Weakly Supervised Object Localization with Non-linear Modulation and Foreground Control
Principal Investigator:
Kuan Huang
Co-PIs:
Meng Xu
Abstract:
Many existing weakly supervised object localization methods are built on Class Activation Maps (CAMs), which focus on the most discriminated part of an object and often mistakenly identify the background as the foreground. In addition, their localization accuracy relies highly on classification accuracy, and the detected activation regions are often fragmented. In this study, we propose a novel weakly supervised object localization method to solve these problems. The proposed method is compared with eight state-of-the-art methods on two commonly used datasets (CUB-200-2011 and ILSVRC) and achieves the best overall localization result.
Description of Research:
Training a fully supervised object localization method on a large dataset requires comprehensive annotations that are costly to obtain. To address this issue, Weakly Supervised Object Localization (WSOL) using image-level labels has become a popular alternative. Recent WSOL methods can be divided into two major categories: multi-instance learning and Class Activation Maps (CAMs). Multi-instance learning-based methods require generating numerous candidate bounding boxes, resulting in considerable consumption of time and memory resources. Consequently, object localization methods based on CAMs are gaining increasing interest for notable cost reductions. However, CAMs tend to focus on the most distinctive parts of an image for classification, potentially leading to incomplete coverage of object regions.

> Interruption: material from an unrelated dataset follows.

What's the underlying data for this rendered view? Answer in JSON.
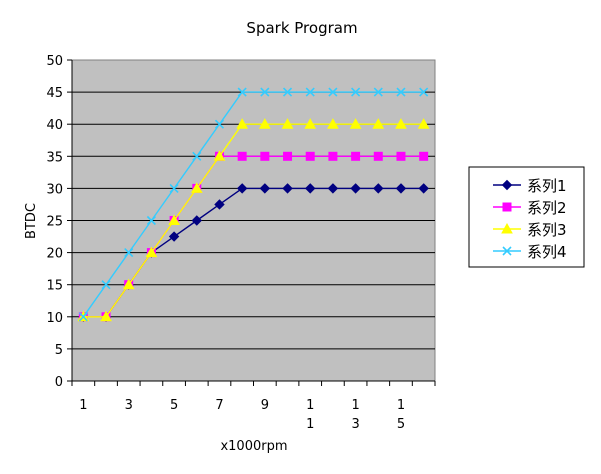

While CAM-based object localization methods have achieved considerable success, there are some limitations. First, the precision of generated CAMs highly relies on classification accuracy. Second, some tend to disrupt the structure of the object, resulting in the detected foreground regions being fragmented. Third, CAMs typically focus on the most discriminative regions in an image and may mistakenly identify background as foreground due to the limitations of global average pooling in distinguishing between foreground and background pixels.
To solve the aforementioned problems, we propose a novel approach for weakly supervised object localization that uses FPMs to identify the foreground, which is less dependent on classification accuracy than CAMs. First, we develop a Non-Linear Modulation (NLM) module that refines FPMs while ensuring the continuity of object localization results. Second, we construct an FPM Fusion module to re-combine FPMs of foreground and background to strengthen the foreground and suppress the background. Last, we designed a novel foreground control loss function that prevents the excessive enlargement of the foreground.
The proposed method is evaluated on two datasets: CUB-200-2011 and ILSVRC 2016. CUB-200-2011 is a specialized collection of bird images with 200 different bird species. It contains 11,788 images, including a training set of 5,994 images and a testing set of 5,794 images. ILSVRC 2016 is a comprehensive dataset with 1,000 categories, including over 1,200,000 images in the training set and 50,000 images in the testing set. Our proposed method outperforms eight leading state-of-the-art techniques in terms of performance.